O Senado criou nesta quarta-feira (19/8) uma comissão especial para propor soluções que promovam o desenvolvimento nacional. O órgão, feito por requerimento das lideranças partidárias, terá 14 membros titulares e o mesmo número de suplentes. Ainda não há data definida para instalar a comissão.

A comissão será integrada por juristas e irá discutir proposições em curso e apresentar anteprojetos de lei que tratem da desburocratização da administração pública. O grupo de especialistas deverá também estabelecer uma ponte de diálogo com a Câmara dos Deputados, de modo que o debate sobre esse tema possa se dar de forma coordenada entre as duas Casas do Congresso Nacional.

O objetivo é sistematizar propostas que apontem para uma reestruturação econômica do país, na linha da Agenda Brasil — conjunto de medidas defendido pelo presidente do Senado, Renan Calheiros, e por várias lideranças da Casa para retomar o desenvolvimento nacional.

A comissão será composta pelo ministro do Superior Tribunal de Justiça Mauro Campbell Marques, que presidirá o colegiado; e ainda pelos juristas Otávio Luiz Rodrigues Junior, Eumar Roberto Novacki, João Geraldo Piquet Carneiro, Mauro Roberto Gomes de Matos, Aristóteles de Queiroz Câmara e Mary Elbe Queiroz. Com informações da Agência Senado.

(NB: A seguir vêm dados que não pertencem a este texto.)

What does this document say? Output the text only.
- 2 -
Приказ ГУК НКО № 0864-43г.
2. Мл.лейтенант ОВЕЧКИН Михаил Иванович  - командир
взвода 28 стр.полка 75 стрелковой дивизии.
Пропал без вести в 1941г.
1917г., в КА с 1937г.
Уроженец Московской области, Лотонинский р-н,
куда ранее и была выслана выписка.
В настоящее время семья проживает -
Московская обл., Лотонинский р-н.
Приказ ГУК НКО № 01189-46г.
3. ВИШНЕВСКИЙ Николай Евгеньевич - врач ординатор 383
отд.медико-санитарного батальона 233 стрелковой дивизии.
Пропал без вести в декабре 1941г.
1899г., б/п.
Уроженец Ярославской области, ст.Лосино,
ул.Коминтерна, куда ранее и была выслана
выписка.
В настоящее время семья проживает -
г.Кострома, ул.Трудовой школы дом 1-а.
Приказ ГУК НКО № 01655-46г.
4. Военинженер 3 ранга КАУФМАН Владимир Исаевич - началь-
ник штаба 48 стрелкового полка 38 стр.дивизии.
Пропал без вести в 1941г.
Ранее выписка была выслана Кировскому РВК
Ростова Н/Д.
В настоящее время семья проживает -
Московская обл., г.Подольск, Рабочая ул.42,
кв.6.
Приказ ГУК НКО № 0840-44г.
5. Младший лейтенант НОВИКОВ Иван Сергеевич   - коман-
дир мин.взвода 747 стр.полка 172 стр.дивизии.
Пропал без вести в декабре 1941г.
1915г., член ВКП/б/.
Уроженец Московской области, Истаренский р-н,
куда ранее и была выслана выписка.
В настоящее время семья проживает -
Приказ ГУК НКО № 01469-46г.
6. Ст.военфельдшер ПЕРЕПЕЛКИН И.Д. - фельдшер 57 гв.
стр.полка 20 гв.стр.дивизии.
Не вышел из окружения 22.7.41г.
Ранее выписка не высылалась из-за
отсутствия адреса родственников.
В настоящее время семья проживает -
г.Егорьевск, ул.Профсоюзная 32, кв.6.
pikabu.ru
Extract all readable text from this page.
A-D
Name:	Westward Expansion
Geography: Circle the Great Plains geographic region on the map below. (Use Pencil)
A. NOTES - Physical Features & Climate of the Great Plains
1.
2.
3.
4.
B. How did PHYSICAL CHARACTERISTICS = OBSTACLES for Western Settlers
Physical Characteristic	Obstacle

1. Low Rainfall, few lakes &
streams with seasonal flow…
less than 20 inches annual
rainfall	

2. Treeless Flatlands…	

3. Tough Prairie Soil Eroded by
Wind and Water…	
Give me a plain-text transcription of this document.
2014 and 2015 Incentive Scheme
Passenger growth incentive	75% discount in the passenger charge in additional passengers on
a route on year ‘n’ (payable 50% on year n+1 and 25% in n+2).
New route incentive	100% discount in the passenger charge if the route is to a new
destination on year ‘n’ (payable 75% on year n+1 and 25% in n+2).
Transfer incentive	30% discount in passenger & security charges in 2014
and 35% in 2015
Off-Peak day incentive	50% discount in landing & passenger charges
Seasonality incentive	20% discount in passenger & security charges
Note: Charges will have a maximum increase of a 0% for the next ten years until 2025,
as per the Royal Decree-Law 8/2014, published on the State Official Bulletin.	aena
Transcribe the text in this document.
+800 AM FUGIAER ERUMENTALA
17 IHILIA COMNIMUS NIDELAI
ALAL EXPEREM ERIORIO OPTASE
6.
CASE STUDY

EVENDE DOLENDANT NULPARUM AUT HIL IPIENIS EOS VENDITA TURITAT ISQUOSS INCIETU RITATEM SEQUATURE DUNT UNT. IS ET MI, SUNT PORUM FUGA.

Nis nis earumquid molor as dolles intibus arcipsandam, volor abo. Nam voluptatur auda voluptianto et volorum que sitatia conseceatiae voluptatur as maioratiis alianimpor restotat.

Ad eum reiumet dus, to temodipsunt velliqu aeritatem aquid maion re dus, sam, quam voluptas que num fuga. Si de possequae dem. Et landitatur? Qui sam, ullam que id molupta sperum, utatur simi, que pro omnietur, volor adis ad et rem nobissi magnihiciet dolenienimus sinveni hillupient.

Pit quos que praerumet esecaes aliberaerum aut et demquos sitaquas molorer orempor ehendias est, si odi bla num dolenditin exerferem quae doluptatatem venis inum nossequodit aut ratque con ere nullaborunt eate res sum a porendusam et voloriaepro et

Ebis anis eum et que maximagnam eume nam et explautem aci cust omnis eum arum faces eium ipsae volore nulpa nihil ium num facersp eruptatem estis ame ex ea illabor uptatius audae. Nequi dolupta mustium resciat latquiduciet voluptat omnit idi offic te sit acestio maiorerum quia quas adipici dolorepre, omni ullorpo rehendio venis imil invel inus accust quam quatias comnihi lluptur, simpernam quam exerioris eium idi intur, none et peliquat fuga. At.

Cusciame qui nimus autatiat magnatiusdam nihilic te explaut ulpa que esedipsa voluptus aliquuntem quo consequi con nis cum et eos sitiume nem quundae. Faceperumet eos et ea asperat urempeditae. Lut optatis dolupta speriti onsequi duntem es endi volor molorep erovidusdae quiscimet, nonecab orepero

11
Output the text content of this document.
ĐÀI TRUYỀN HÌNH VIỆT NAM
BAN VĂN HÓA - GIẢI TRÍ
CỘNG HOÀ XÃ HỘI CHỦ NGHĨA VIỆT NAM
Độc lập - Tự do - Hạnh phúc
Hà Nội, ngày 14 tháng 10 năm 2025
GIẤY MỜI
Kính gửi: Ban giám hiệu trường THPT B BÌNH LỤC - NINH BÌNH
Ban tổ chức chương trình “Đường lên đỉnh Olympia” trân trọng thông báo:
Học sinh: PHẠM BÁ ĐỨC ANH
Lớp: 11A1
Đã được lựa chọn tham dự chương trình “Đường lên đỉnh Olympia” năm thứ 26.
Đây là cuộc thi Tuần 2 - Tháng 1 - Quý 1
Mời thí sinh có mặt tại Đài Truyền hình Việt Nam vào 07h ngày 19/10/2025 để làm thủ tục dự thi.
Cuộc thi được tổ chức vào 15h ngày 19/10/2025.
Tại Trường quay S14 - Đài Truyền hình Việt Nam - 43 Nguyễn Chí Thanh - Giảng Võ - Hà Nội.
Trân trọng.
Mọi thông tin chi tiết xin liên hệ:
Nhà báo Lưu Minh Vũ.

Marcos Alves Pintar disse:
20 de agosto de 2015 às 15:46

Na verdade eles discutirão meios de obterem mais privilégios em favor deles próprios, e espoliar ainda mais o povo de uma forma relativamente elegante.

PM-SC disse:
21 de agosto de 2015 às 11:03

Quando o então Presidente do Senado, Sarney, criou comissão de juristas para compor a nova estrutura do CPC compus artigo (publicado na Revista CEJ, do Centro de Estudos Judiciários do CJF, nº 49, de 2010) com argumento de sucesso em risco, ante a falta de outros técnicos para discussão e votação, em comissão.
Agora, hipótese semelhante ocorre, pela criação de juristas, em comissão, para promoverem o desenvolvimento nacional. Quer dizer então que num empreendimento cultural de tamanha dimensão, devem ficar à margem mestres, doutores e/ou especialistas em Economia, Administração, Estatística, Informática e Sociologia, por exemplo? Juristas, pela sua graduação universitária, por mais cultos que sejam, têm condições técnicas para desenhar o desenvolvimento econômico brasileiro. Teriam, condições, ai sim, em comissão, para revisarem e reorganizarem o cipoal da legislação brasileira!